Director since 2000 with strong risk management and Gulf Coast business experience; HWC's 3-year total return of +70.4% outperforms the community bank ETF benchmark (QABA +39.4%) by +31pp, well below the 65pp threshold needed to trigger a performance-based concern, and no other policy flags apply.

✓ FOR
Constantine S. Liollio

Director since 2016 with relevant public company leadership and energy industry experience; stock outperformance versus peers eliminates the TSR trigger and no other policy flags apply.

✓ FOR
Thomas H. Olinde

Director since 2009 with extensive executive leadership and commercial business experience in Louisiana markets; strong company TSR relative to benchmark eliminates any performance concern and no other policy flags apply.

✓ FOR
Joan C. Teofilo

Director since 2016 with executive leadership, risk management, and energy sector expertise; HWC's outperformance versus the QABA benchmark is well within acceptable ranges and no other policy flags apply.

✓ FOR
C. Richard Wilkins

Director since 2016 with legal, commercial, and banking expertise relevant to HWC's operations; company TSR outperforms the community bank ETF benchmark comfortably and no other policy flags apply.

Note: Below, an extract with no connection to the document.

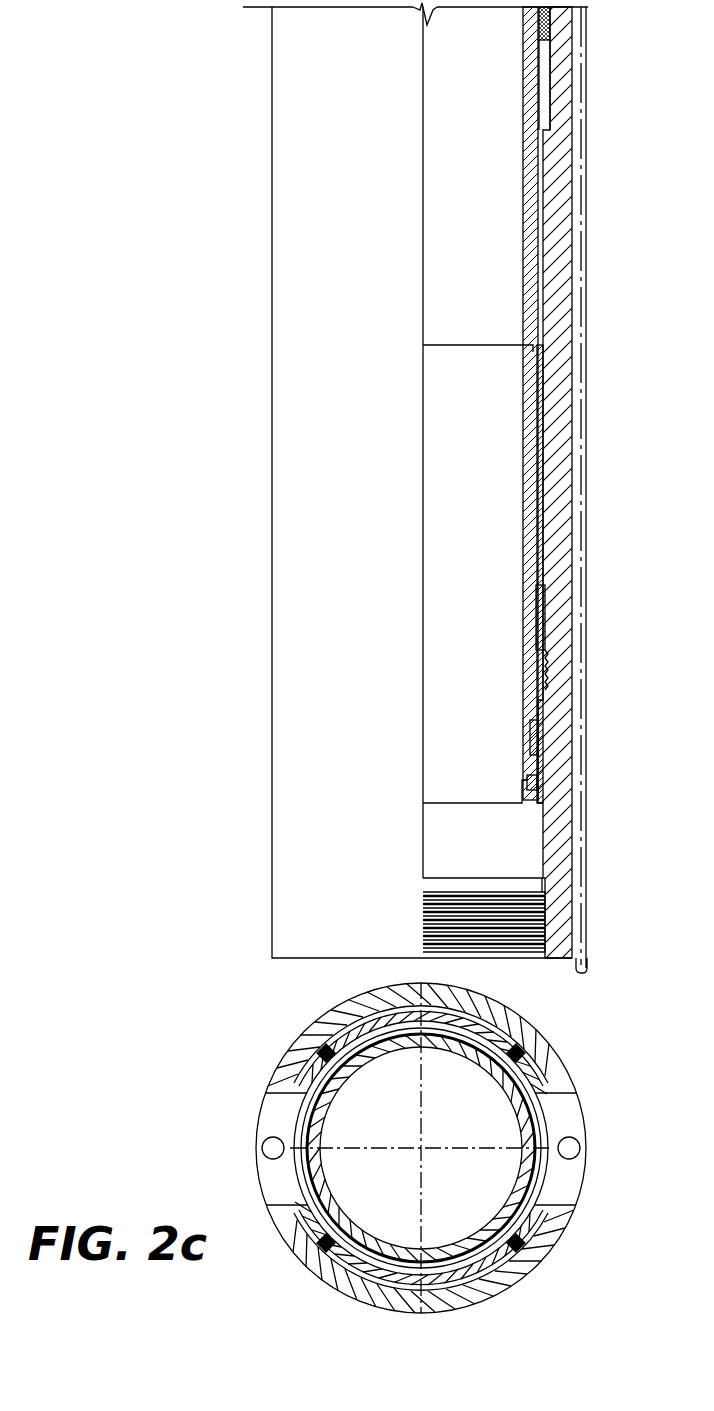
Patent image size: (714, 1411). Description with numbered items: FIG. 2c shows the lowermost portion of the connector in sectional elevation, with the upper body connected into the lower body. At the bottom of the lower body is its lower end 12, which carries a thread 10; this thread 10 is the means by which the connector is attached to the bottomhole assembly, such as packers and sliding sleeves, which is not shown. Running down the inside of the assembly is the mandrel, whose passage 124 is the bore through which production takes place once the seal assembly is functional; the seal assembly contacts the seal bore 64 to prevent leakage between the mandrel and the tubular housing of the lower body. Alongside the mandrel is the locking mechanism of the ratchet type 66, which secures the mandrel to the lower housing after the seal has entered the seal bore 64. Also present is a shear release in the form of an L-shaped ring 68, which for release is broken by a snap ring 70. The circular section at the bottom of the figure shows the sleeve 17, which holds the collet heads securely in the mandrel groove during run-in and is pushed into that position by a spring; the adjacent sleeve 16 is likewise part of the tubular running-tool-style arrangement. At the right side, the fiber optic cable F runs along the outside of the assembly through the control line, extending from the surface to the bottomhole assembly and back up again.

All five director nominees pass policy screens: HWC's 3-year total return of +70.4% outperforms the QABA community bank ETF benchmark by +31pp, far below the 65pp threshold required to trigger a performance-based vote against any director; no overboarding, attendance, independence, or qualification concerns were identified for any nominee.

Say on Pay

✓ FOR

CEO

John M. Hairston

Total Comp

$6,334,741

Prior Support

97%%

The CEO's total compensation of approximately $6.3 million is consistent with expectations for a CEO at a regional bank with roughly $5 billion in market cap and $35 billion in assets, and last year's advisory vote received overwhelming 97% shareholder approval indicating broad support for the pay structure. The compensation program is well-designed for pay-for-performance alignment: approximately 75% of the CEO's target pay is variable or performance-based, long-term awards use rigorous multi-year metrics including relative total shareholder return, return on assets, and return on tangible common equity, and annual cash incentives paid out at 122% of target based on actual financial results with no discretionary adjustments. The company has a strong clawback policy, no excise tax gross-up provisions, meaningful stock ownership requirements, and HWC's stock has significantly outperformed its community bank peers over both one-year and three-year periods, confirming that above-target incentive payouts are consistent with the shareholder experience.

Auditor Ratification

✓ FOR

Auditor

PricewaterhouseCoopers LLP

Tenure

N/A

Audit Fees

$2,414,000

Non-Audit Fees

$63,000

Non-audit fees (audit-related fees of $62,000 plus other fees of $1,000, totaling $63,000) represent only about 2.6% of audit fees of $2,414,000, well below the 50% threshold that would raise independence concerns; no tax fees were incurred, no material restatements were disclosed, and PwC is a Big 4 firm appropriate for a $5.1 billion market cap company; auditor tenure was not disclosed in the proxy so the tenure trigger does not fire per policy.

Overall Assessment

The 2026 Hancock Whitney annual meeting presents three standard proposals — director elections, executive compensation advisory vote, and auditor ratification — all of which receive FOR recommendations under this policy. The company's strong 3-year total return of +70.4% (outperforming the community bank ETF benchmark by 31 percentage points), a well-structured pay-for-performance compensation program with 97% prior-year shareholder support, and a clean auditor fee profile with PwC provide no grounds to vote against any proposal on this ballot.